Cyclic Nucleotide Phosphodiesterase-4D(PDE4D) Subtype as A Potential Target for Treatment of Cognitive Deficits Associated with Alzheimer's Disease

作     者：James M.O’Donnell 

作者机构：Department of Pharmaceutical SciencesSchool of Pharmacy and Pharmaceutical SciencesUniversity at BuffaloThe State University of New York 

出 版 物：《神经药理学报》 (Acta Neuropharmacologica)

年 卷 期：2019年第Z1期

页      面：3-4页

学科分类：1002[医学-临床医学] 100203[医学-老年医学] 10[医学] 

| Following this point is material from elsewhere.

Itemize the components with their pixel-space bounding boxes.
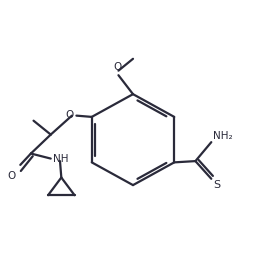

主　　题：Alzheimer PDE4D Cyclic Nucleotide Phosphodiesterase-4D Subtype as A Potential Target for Treatment of Cognitive Deficits Associated with Alzheimer’s Disease Target 

摘      要：Considerable preclinical and clinical evidence suggests that inhibitors of PDE4 have effects on central nervous system function and behavior consistent with therapeutic utility for treating disorders such as memory loss and dementia. Despite this promise,dose-limiting side effects such as nausea and emesis has slowed drug development. Limiting drug action to specific PDE4 subtypes(i.e.,PDE4 A,B,C,and D) offers a means to produce therapeutic effects while minimizing side effects. However,the highly conserved catalytic site,to which classical PDE4 inhibitors bind,has limited the discovery of subtype-selective inhibitors. Recent drug discovery research showed that allosteric inhibitors,which do not bind to the catalytic site,can demonstrate subtype selectivity. Our study investigated the effects of an allosteric inhibitor of PDE4 D,BPN14770,on memory impairment induced by bilateral microinjection of Aβ 1-42 into the hippocampus of humanized PDE4 D(hPDE4 D) mice. Humanized PDE4 D mice provide a unique and powerful genetic tool for assessing PDE4 D target engagement. Behavioral studies showed that treatment with BPN14770 significantly improved memory acquisition and retrieval in the Morris water maze test and the percentage of alternations in the Y-maze test in the Aβ-impairment model. Microinjection of Aβ caused decreases the number of dendrites,dendritic length,and spine density of pyramidal neurons in the hippocampus. These changes were prevented by BPN14770. Molecular studies showed that BPN14770 reversed Aβ-induced decreases in synaptophysin,PSD-95,pCREB/CREB,BDNF,and VGF in the hippocampus. These results provide additional preclinical support for the utility of BPN14770 for the treatment of cognitive deficits in patients with Alzheimer’s disease.